The team's public materials cite use in production at "hundreds of agentic systems" handling millions of requests, and the framework appears in tutorials and integrations from infrastructure vendors such as Groq, DigitalOcean, and several model providers. Specific named adopters are sparse in primary sources, and this article does not list them. Community projects on GitHub include sample multi-agent systems, vertical templates (finance, research, customer support), and integrations with surrounding tools such as evaluation harnesses and orchestration platforms.
The Agno organization on GitHub also hosts a documentation repository and a cookbook with runnable examples, including the performance benchmark scripts referenced above. The project maintains a Discord community and publishes a monthly community roundup on its blog summarizing user-built projects, integrations, and notable contributions.

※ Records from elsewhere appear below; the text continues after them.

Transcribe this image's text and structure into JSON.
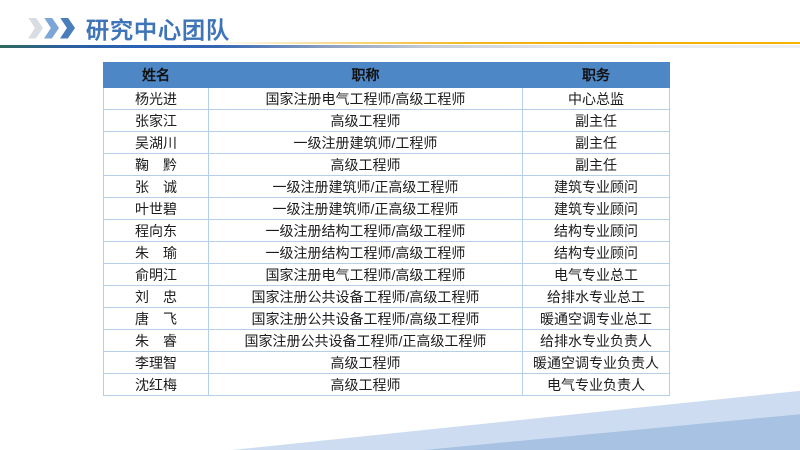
{
  "slide": {
    "title": "研究中心团队"
  },
  "icons": {
    "chevrons": [
      "chevron-right-light",
      "chevron-right-medium",
      "chevron-right-dark"
    ]
  },
  "colors": {
    "title_blue": "#3e74b8",
    "header_fill": "#4e87c6",
    "table_border": "#b5cfe9",
    "table_outer": "#9fc3e4",
    "gold_line": "#f0ad00",
    "deep_blue_line": "#2b61b4",
    "teal_line": "#2f6b5a",
    "band_light": "#cddcf0",
    "band_medium": "#a7c2e2",
    "chevron_1": "#d9dde3",
    "chevron_2": "#7da6d8",
    "chevron_3": "#4a7ebb"
  },
  "table": {
    "headers": [
      "姓名",
      "职称",
      "职务"
    ],
    "rows": [
      {
        "name": "杨光进",
        "title": "国家注册电气工程师/高级工程师",
        "position": "中心总监"
      },
      {
        "name": "张家江",
        "title": "高级工程师",
        "position": "副主任"
      },
      {
        "name": "吴湖川",
        "title": "一级注册建筑师/工程师",
        "position": "副主任"
      },
      {
        "name": "鞠　黔",
        "title": "高级工程师",
        "position": "副主任"
      },
      {
        "name": "张　诚",
        "title": "一级注册建筑师/正高级工程师",
        "position": "建筑专业顾问"
      },
      {
        "name": "叶世碧",
        "title": "一级注册建筑师/正高级工程师",
        "position": "建筑专业顾问"
      },
      {
        "name": "程向东",
        "title": "一级注册结构工程师/高级工程师",
        "position": "结构专业顾问"
      },
      {
        "name": "朱　瑜",
        "title": "一级注册结构工程师/高级工程师",
        "position": "结构专业顾问"
      },
      {
        "name": "俞明江",
        "title": "国家注册电气工程师/高级工程师",
        "position": "电气专业总工"
      },
      {
        "name": "刘　忠",
        "title": "国家注册公共设备工程师/高级工程师",
        "position": "给排水专业总工"
      },
      {
        "name": "唐　飞",
        "title": "国家注册公共设备工程师/高级工程师",
        "position": "暖通空调专业总工"
      },
      {
        "name": "朱　睿",
        "title": "国家注册公共设备工程师/正高级工程师",
        "position": "给排水专业负责人"
      },
      {
        "name": "李理智",
        "title": "高级工程师",
        "position": "暖通空调专业负责人"
      },
      {
        "name": "沈红梅",
        "title": "高级工程师",
        "position": "电气专业负责人"
      }
    ]
  }
}
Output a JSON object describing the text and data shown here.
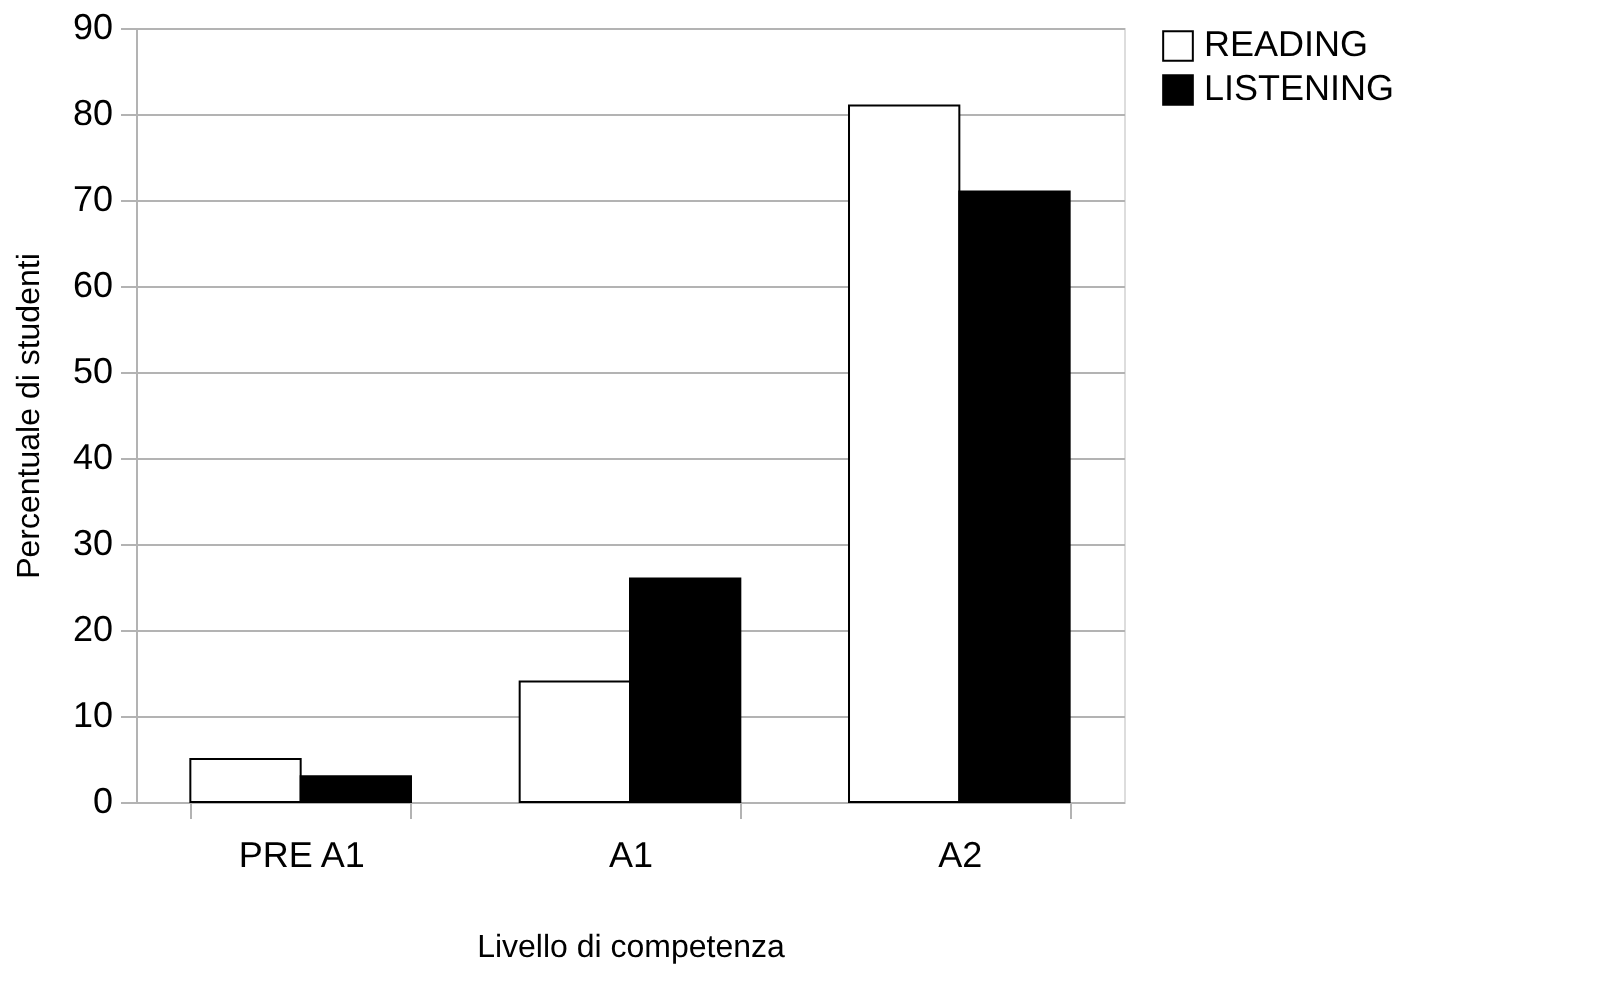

The Agno SDK is released under the Apache 2.0 license. The license permits commercial use, modification, redistribution, and sublicensing, with the standard Apache requirements around attribution and patent grants. AgentOS, as part of the same repository, is also covered by the Apache 2.0 license. The team's commercial strategy, where described in public materials, centers on offerings that complement the open-source runtime rather than gating the core framework behind a paid tier; specific paid products and pricing are out of scope for this article since they are not consistently documented in primary sources.
The rebrand from phidata to Agno preserved license continuity. Code originally contributed to phidata under Apache 2.0 carried the same terms forward into Agno, and the legacy agno-agi/phidata repository remains available for historical reference.
Reception within the AI engineering community has been broadly positive, with most public commentary focused on three points. The first is the performance gap that the team's benchmarks claim against LangGraph and other frameworks, which has been picked up by several independent comparison articles and tutorial posts. The second is the API ergonomics: reviewers frequently note that an Agno agent fits on a screen and reads close to a normal Python script, which lowers the barrier for new users compared with graph-based frameworks. The third is the AgentOS runtime, which is sometimes praised for shortening the path from a working notebook to a deployed service, and sometimes critiqued for bundling opinions about authentication, storage, and observability that not every project wants.
Common criticisms in community discussion include the rapid pace of API churn during the 1.x to 2.x transition, occasional gaps in documentation for newer features, and the usual tradeoffs that come with any opinionated framework: integrations that are tightly coupled to Agno's abstractions can be hard to reuse outside them. The 2.0 rewrite addressed several of the earlier complaints around state management and storage, but also required users to migrate code, which produced its own friction.
In the broader landscape of agent frameworks, Agno's position is closer to a full-stack offering than a pure library. That positioning resonates with teams that want a single project to handle the SDK, the runtime, and the control plane, and it can feel heavier to teams that prefer to compose smaller pieces from different vendors. Both stances are well represented in public discussion, and the choice between Agno and its alternatives mostly comes down to that preference rather than to any single technical limitation.